Prune citronellas at any time. Deadhead and pinch off small stems to encourage more blooms.

Save the branches for vases or use the leaves like edible geranium leaves. Be sure you can correctly identify the plant you're using, and never use one treated with pesticides or insecticides.

How to Propagate Citronella

There are a few easy ways to propagate mosquito plants. Save pruned, non-woody stems or make three-to-five-inch cuttings of non-woody stems. Remove all but the top two or three leaves and stick the stems or cuttings in fresh potting soil. After roots form, in three or four weeks, they'll be ready to transplant. You can also root non-woody cuttings in water. Again, remove all but the top leaves and give the cuttings bright, indirect light.

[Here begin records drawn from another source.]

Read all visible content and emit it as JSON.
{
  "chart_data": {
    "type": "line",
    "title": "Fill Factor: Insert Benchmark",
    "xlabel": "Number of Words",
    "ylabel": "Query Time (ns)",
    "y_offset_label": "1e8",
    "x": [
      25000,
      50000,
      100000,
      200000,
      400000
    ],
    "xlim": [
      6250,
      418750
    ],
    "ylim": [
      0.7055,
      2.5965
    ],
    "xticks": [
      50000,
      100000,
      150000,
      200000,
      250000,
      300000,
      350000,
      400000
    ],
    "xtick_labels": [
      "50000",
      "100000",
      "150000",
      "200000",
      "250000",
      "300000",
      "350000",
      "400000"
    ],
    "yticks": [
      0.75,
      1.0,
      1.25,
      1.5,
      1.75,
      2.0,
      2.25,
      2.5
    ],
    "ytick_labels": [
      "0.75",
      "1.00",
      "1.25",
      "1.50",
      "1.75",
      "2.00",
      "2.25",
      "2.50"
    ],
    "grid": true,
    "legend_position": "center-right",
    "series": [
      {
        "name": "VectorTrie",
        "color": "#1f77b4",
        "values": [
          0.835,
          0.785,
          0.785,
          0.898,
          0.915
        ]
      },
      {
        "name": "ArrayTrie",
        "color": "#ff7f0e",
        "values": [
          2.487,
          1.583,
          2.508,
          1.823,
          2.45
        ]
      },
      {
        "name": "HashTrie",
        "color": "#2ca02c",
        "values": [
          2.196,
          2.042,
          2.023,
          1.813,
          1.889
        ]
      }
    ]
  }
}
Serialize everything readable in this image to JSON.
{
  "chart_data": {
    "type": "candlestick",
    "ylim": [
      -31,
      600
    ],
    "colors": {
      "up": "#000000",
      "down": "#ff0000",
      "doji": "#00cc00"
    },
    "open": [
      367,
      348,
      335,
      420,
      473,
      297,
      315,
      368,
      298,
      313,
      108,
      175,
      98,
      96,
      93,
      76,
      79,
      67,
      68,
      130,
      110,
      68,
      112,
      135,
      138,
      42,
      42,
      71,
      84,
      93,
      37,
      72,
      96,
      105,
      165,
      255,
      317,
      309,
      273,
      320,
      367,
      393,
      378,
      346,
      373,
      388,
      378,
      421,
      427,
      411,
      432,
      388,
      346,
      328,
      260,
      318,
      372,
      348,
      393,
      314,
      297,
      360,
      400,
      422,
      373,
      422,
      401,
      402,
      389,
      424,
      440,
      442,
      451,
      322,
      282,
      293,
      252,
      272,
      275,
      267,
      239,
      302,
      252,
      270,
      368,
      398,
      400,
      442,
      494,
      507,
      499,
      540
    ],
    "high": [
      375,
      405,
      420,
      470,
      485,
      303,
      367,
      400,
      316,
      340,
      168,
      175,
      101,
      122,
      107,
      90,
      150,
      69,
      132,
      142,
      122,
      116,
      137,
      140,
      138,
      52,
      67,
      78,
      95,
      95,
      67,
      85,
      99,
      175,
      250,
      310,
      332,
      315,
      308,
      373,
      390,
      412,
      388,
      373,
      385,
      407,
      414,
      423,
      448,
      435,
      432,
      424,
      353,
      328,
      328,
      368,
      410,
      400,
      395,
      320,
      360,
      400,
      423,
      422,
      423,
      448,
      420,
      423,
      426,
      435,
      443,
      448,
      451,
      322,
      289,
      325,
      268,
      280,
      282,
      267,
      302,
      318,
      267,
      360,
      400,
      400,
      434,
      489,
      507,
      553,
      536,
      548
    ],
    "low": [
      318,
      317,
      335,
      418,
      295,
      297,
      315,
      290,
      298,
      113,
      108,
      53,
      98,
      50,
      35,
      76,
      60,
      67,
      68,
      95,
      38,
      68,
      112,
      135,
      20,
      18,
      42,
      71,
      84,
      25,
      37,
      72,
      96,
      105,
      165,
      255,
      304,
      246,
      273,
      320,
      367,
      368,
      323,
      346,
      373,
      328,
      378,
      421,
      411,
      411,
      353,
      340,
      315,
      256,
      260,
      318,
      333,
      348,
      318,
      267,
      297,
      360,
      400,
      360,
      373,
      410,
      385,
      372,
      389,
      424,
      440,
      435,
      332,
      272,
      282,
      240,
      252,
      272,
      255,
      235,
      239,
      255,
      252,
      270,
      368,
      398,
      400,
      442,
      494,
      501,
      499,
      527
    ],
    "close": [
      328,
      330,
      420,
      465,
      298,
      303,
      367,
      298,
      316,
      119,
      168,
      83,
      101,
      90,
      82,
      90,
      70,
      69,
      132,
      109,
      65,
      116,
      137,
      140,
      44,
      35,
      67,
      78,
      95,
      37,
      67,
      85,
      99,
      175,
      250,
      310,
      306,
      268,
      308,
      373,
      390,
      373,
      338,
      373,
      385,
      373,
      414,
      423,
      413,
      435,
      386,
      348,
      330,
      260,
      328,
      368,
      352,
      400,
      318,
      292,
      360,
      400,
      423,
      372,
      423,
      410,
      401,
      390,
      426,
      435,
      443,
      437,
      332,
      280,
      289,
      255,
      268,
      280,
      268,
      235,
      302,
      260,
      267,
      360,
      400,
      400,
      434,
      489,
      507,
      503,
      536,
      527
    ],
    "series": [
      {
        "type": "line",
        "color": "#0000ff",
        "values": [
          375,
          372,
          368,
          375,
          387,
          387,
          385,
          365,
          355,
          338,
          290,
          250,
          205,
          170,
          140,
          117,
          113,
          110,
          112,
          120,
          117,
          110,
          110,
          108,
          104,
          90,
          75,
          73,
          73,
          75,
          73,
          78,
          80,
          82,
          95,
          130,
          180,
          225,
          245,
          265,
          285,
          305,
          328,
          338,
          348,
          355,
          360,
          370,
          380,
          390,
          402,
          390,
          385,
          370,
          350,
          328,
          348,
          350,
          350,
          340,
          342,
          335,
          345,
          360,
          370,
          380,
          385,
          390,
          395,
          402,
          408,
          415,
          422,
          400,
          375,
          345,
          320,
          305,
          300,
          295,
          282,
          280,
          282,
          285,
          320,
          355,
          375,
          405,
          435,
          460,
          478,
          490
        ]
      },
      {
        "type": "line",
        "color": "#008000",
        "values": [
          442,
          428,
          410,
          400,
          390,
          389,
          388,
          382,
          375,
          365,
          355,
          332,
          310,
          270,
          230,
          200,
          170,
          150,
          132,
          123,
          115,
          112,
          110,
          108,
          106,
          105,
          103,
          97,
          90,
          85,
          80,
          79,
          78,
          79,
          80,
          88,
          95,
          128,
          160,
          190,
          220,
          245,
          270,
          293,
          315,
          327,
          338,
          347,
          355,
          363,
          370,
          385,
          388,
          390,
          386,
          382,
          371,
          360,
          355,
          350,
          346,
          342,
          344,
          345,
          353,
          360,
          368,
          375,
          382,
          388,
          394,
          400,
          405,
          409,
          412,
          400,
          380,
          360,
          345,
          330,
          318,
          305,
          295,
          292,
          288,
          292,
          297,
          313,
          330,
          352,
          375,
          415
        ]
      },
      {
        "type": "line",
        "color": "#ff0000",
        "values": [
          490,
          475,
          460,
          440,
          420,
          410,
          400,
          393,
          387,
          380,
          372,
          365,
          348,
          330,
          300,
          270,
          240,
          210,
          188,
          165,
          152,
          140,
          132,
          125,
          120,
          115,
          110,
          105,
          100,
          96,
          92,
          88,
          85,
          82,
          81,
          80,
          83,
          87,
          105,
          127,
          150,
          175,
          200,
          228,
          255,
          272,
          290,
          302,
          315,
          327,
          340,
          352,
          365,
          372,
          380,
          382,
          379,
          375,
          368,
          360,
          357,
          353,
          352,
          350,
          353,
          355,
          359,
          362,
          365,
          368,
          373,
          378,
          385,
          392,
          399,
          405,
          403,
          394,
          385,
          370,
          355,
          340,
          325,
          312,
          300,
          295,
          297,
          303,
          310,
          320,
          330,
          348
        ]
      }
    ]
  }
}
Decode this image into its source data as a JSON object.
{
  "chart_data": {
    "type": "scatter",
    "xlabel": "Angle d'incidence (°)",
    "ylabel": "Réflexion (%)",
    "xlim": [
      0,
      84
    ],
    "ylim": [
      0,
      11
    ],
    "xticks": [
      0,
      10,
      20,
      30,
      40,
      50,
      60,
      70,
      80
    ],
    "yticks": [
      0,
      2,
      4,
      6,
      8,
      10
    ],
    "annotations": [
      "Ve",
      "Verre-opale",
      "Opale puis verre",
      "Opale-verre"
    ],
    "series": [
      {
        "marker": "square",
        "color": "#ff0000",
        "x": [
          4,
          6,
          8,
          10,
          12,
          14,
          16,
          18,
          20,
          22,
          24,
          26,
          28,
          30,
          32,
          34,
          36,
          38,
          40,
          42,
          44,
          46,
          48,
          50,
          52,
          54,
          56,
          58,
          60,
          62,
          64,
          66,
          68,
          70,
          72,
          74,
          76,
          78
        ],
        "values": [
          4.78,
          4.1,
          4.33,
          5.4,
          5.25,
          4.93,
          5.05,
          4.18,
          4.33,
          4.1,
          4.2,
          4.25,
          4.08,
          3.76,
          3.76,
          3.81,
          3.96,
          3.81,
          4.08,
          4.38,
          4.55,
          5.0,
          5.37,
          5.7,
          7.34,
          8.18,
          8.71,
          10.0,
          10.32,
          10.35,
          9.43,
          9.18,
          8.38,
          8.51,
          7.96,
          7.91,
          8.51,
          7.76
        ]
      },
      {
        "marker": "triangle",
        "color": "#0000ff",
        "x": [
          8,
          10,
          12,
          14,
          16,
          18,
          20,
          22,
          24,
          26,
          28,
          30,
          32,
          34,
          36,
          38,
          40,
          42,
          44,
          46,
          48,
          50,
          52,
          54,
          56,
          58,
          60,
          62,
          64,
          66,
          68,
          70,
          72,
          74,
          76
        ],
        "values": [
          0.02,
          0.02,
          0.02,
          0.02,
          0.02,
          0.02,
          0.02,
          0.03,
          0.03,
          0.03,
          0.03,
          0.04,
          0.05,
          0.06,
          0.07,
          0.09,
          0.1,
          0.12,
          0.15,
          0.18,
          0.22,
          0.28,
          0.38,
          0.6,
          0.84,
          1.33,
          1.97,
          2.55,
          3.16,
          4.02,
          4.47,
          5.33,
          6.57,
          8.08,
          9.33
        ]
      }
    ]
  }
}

If you prefer, bend a stem that's still attached to a plant and put it on top of the soil in a nearby pot. Bury the stem on its side, covering least one leaf node (the spot where the leaf grows from the stem.) Hold the covered stem in place with a rock or bend a piece of wire or paper clip into a U-shape and pin it down.

After a few weeks, the stem will root. Cut it off the original plant and transplant it.

Citronella Problems

Citronellas aren't usually bothered by pests or diseases. Brown leaves and stems can be caused by too much or too little sun or too much water. Make sure plants have good drainage. Give root-bound plants bigger pots.